Als vor einem Jahr, am 8. Dezember 2021, die neue Bundesregierung vereidigt wurde, waren die Erwartungen groß. Nach sechzehn Jahren Kanzlerschaft von Angela Merkel (CDU) versprach der neu gewählte Bundeskanzler, Olaf Scholz (SPD), einen Neuanfang. Die Regierungskoalition aus Sozialdemokraten, Grünen und Freien Demokraten – nach den Farben der drei Parteien auch «Ampelkoalition» genannt – sollte das Land modernisieren und in eine sozialere, ökologischere und liberalere Zukunft führen.

Albert Scharenberg, Historiker und Politikwissenschaftler, ist Redakteur für internationale Politik der Rosa-Luxemburg-Stiftung.

Ein Jahr später ist von diesem Aufbruch kaum etwas übriggeblieben. Das liegt zum einen an den immer wieder aufflammenden Konflikten in der Regierungskoalition, die dafür sorgen, dass etliche Reformvorhaben verwässert oder gleich gänzlich fallen gelassen wurden. Die selbst erklärte «Fortschrittskoalition» droht daher schon jetzt an ihrem eigenen Anspruch zu scheitern.

Zum anderen kommt hinzu, dass die Vorhaben der neuen Regierung von der Wirklichkeit im Eiltempo überholt wurden: Der russische Angriffskrieg gegen die Ukraine, die unsichere Energieversorgung, eine auf zehn Prozent gestiegene Inflation und die sich in der Folge all dessen zuspitzenden wirtschaftlichen und sozialen Verwerfungen haben Probleme geschaffen, die so nicht erwartet worden waren. Sehr wohl vorhersehbar war allerdings die sich weiter zuspitzende Klimakrise, deren Ernst die Bundesregierung, jedenfalls nach Meinung der Klimabewegung, immer noch nicht wirklich begriffen hat.

Erste Reformen

Die Behauptung, die neue Regierung habe gar nichts zustande gebracht, wäre indes eine bösartige Unterstellung. Denn insbesondere in den ersten Wochen wurden tatsächlich einige Reformvorhaben beschlossen. Hierzu zählen etwa die schrittweise Erhöhung des Mindestlohns auf 12 Euro pro Stunde, der Ausstieg aus der Kohle bis 2030 und der beschleunigte Ausbau der erneuerbaren Energien. Man mag diese Reformen als unzureichend kritisieren, wie es die Oppositionspartei DIE LINKE tut; dennoch markierten sie kleine Schritte in die richtige Richtung.

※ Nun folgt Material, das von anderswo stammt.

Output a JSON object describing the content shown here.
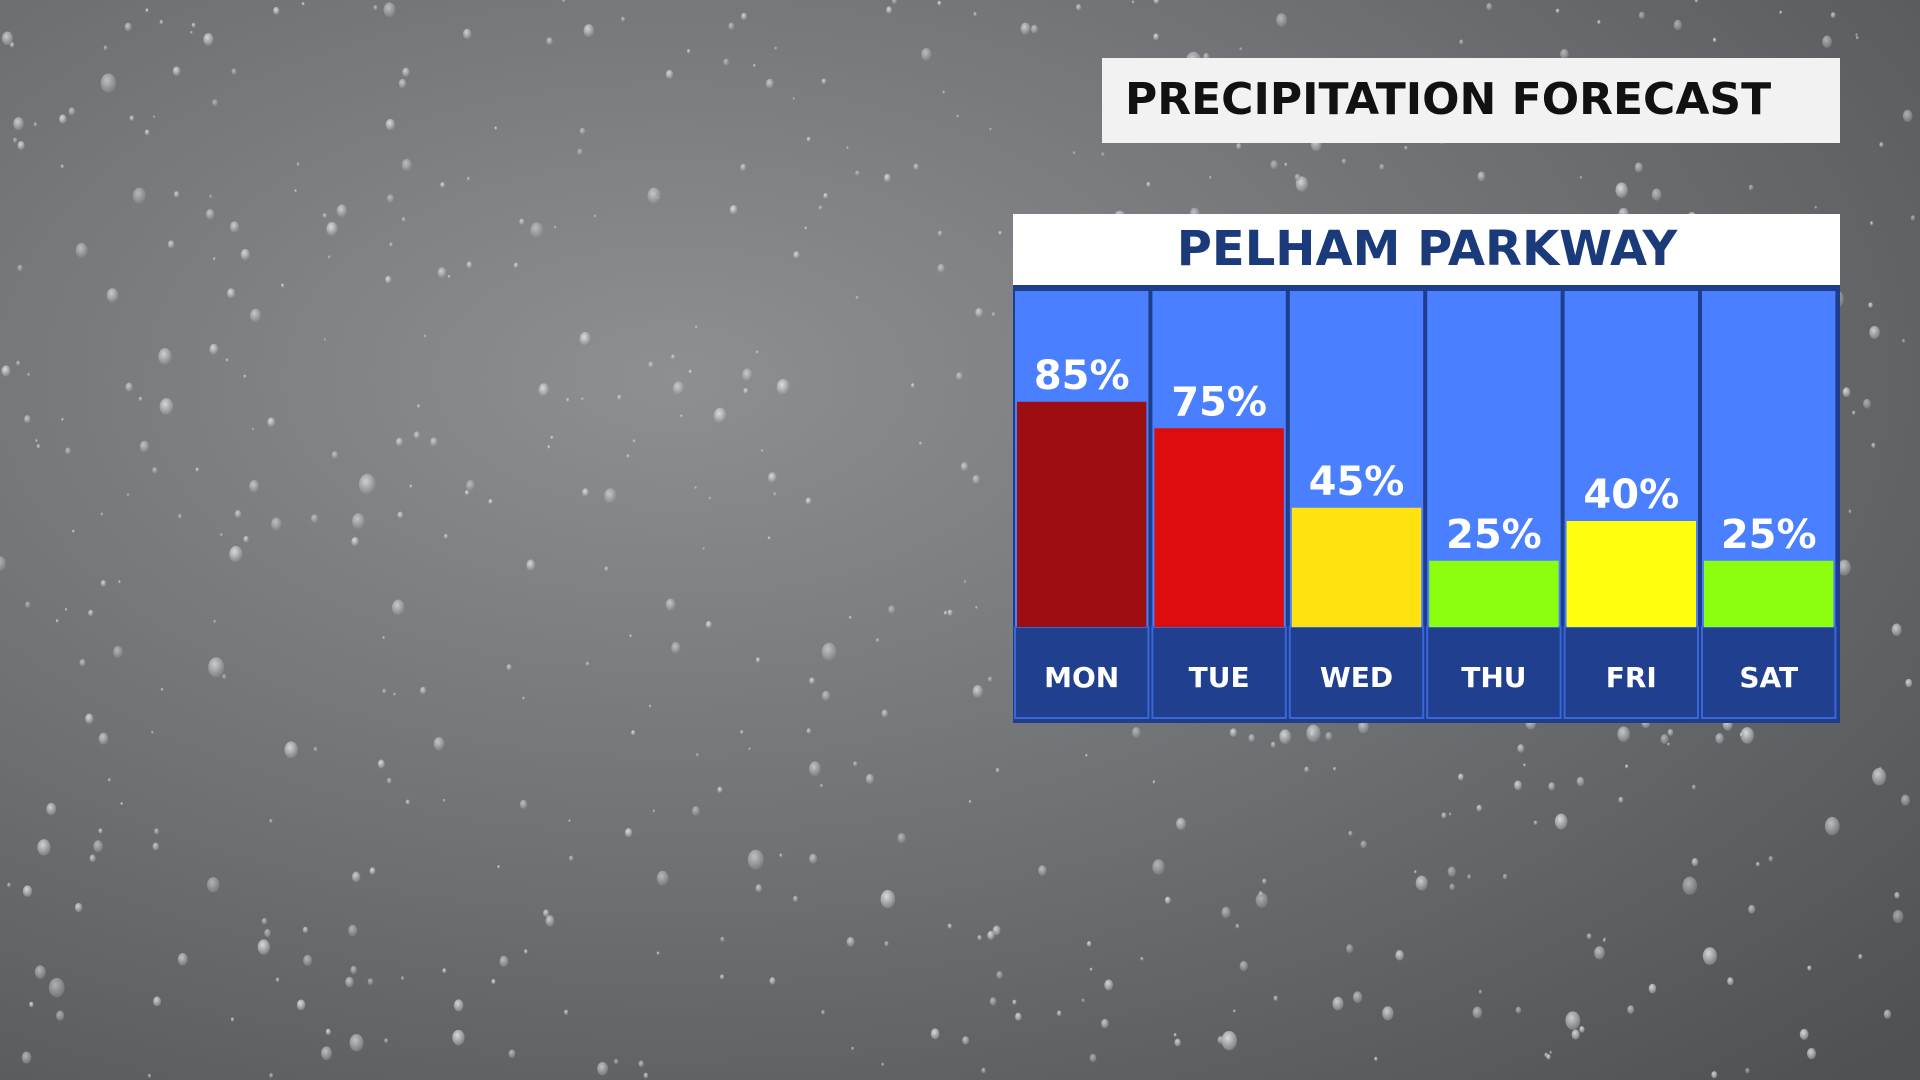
{
  "chart_data": {
    "type": "bar",
    "title": "PRECIPITATION FORECAST",
    "subtitle": "PELHAM PARKWAY",
    "categories": [
      "MON",
      "TUE",
      "WED",
      "THU",
      "FRI",
      "SAT"
    ],
    "values": [
      85,
      75,
      45,
      25,
      40,
      25
    ],
    "value_labels": [
      "85%",
      "75%",
      "45%",
      "25%",
      "40%",
      "25%"
    ],
    "colors": [
      "#9c0e12",
      "#dd0d0d",
      "#ffe20f",
      "#8cff0f",
      "#ffff0f",
      "#8cff0f"
    ]
  }
}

Auf anderen Feldern weist die Politik der Bundesregierung jedoch schon im Ansatz in die falsche Richtung – selbst wenn die Vereinbarungen im Koalitionsvertrag noch anders lauteten. Das hat, neben den aktuellen Herausforderungen in der Folge des Krieges in der Ukraine, zuvörderst mit der Heterogenität der Koalitionspartner zu tun. Während die SPD und – bei aller Widersprüchlichkeit – letztlich auch die Grünen zum Mitte-links-Spektrum der Gesellschaft zählen, ist die FDP traditionell eine wirtschafts- bzw. neoliberale Partei, die seit Jahrzehnten bevorzugt mit den konservativen Christdemokraten koaliert. Sie ist nur deshalb in die Regierungskoalition eingetreten, um eine Fortsetzung der «Merkel-Koalition» aus CDU, bayrischer CSU und SPD zu verhindern. Dass die regierenden Parteien unterschiedlichen politischen Lagern angehören, stellt die Meinungsbildung innerhalb der Koalition, aber auch die Umsetzung bereits gemeinsam gefasster Beschlüsse immer wieder auf die Probe.

Blockaden durch die Freien Demokraten

Die Freien Demokraten fallen – als kleinster der drei Partner – innerhalb der Koalition daher vor allem durch ihre Blockadepolitik auf. Um die eigene rechtsliberale Klientel bei Laune zu halten, stellt sich der Parteivorsitzende und Bundesfinanzminister, Christian Lindner, mit aller Macht gegen jedwede Steuererhöhung. Deshalb hat der Bundestag, anders als beispielsweise Spanien, Belgien oder selbst Großbritannien, bis heute keine Übergewinnsteuer für Energiekonzerne beschlossen, die von der Energiekrise massiv profitieren. Auch eine von DIE LINKE geforderte Vermögensteuer, die nur die Wohlhabenden beträfe, wird auf diese Weise blockiert.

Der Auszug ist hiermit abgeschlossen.